Escursione nel cuore del PNALM, mese di settembre, obbiettivo assistere ai rituali dei cervi in calore, vedere i loro combattimenti, ascoltare i loro bramiti e contare il loro harem di femmine. Partenza dalla carrareccia sopra Barrea direzione K6. Parcheggiata la macchina si percorre circa 1km per raggiungere l'imbocco del sentiero K4 direzione Lago Vivo. Il cartello riporta 2h10 per Lago Vivo, ed è molro attendibile. Il tracciato sempre ben segnalato si snoda lungo il canalone scavato dal Resione, si sale con un bel dislivello, 400mt circa prima di arrivare alla piana di Lago Vivo dove si ha subito l'impatto visivo con il monte Iamiccio sulla destra Petroso e a sinistra l'Altare. Il Lago è più che altro uno stagno nel quale all'alba si abbeverano gli animali selvatici che poi lasciano il posto alle vacche. Si incontra sulla sinistra la fonte degli uccelli e l'attacco dei sentieri K4 per il Serrone e valico di Barrea e K5 per Selva Bella e il K3. Noi come al solito siamo andati sulla destra del Lago direzione Monte Iamiccio. Si sale leggermente per arrivare alla valle Cupella dove se si è fortunati è possibile vedere numerosi cervi che si aggirano intorno a delle pozze d'acqua. Il panorama è fantastico, oltre al Petroso e l'Altare si incomincia ad intravedere anche il Tartaro. Dopo aver osservato due cervi maschi sconfitti in battaglia ci siamo diretto verso lo Iamiccio dove ci aspettava un enorme esemplare di cervo maschio che dall'alto del monte osservava tutta la valle sottostante. La salita per lo Iamiccio è avvenuta fuori sentiero in quanto non esiste un vero e propio sentiero segnato ma degli omini segnano la via. Ci siamo spinti in linea retta verso la vetta e anche se il monte supera di poco i 2000 la sua ripidità spezza le gambe, 300mt di dislivello in 1km circa. Arrivati in cima la sorpresa, un branco di almeno 30 esemplari di cervi con il maschio gigantesco che si vedeva dal basso.Il panorama anche se ridotto dalle nuvole basse è meraviglioso. Barrea e il suo Lago, Monte Chiarano, Monte Greco e la Rocca Chiarano, la valle Jannaghera, il Capraro il Balzo delle chiese, il rifugio di Forca Resuni, il Petrosello, Petroso Altare Tartaro e la Meta, la conca dei Biscurri col Monte Miele, il Lago della Montagna Spaccata e Alfedena...
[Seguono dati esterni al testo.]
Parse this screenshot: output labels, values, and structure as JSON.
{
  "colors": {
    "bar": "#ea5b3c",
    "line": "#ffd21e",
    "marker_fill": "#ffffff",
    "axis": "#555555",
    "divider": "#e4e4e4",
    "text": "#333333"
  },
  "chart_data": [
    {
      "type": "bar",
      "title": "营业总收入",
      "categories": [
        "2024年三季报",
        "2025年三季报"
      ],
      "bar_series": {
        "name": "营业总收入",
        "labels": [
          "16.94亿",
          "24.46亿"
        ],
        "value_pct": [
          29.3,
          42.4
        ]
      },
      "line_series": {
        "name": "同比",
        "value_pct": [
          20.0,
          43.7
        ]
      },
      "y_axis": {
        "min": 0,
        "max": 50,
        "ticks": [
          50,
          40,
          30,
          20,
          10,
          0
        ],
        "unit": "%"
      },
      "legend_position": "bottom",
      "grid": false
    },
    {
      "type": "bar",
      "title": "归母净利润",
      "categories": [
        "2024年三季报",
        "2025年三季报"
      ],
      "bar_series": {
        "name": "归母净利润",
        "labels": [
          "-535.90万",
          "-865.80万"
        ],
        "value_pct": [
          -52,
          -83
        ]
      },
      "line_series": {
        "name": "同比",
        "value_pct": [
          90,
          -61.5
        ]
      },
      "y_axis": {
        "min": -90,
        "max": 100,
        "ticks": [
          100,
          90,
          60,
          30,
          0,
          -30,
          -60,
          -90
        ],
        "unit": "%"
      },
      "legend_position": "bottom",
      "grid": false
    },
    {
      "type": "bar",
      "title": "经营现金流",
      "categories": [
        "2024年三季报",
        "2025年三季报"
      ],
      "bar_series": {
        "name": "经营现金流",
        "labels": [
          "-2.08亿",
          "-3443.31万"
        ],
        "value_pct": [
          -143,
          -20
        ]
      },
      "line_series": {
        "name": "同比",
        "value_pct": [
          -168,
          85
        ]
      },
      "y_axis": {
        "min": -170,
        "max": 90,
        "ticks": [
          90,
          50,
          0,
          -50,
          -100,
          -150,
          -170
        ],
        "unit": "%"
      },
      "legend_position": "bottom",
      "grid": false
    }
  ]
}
La discesa l'abbiamo presa dalla sella dello Iamiccio dove abbiamo preso il sentiero che riconduce alla valle Cupella. Dalla valle ci siamo diretti verso la Valle Lunga per vedere se ci fossero altri cervi ma si erano arrampicati su per il monte Miele e abbiamo (dopo una breve sosta) deciso di scendere per il sentiero K3 sino all'incrocio con il k4 prendendo per la Selva Bella e evitando il Serrone che avrebbe prolungato la discesa di molti km. Con un oretta si ritorna alla fonte degli Uccelli e da li si ripercorre a ritroso il K4 sino al K6 e al punto di partenza.
Pur non essendo molto lungo come giro, 16km circa rimane pur sempre impegnativo o per lo meno l'ho accusato molto sulle gambe, la discesa è scorbutica, sull'umido tra rocce scivolose e fanghiglia è facile perdere l'equilibrio e la tensione stanca. Ho valutato il percorso con un livello medio in quanto chi è ben allenato o in forma lo può variare a suo piacimento includendo la salita al Monte Tartaro e all'Altare con discesa sulla valle cupella (come era nostra intenzione) o salire sulla Meta e poi scendere per L1-L2-K3.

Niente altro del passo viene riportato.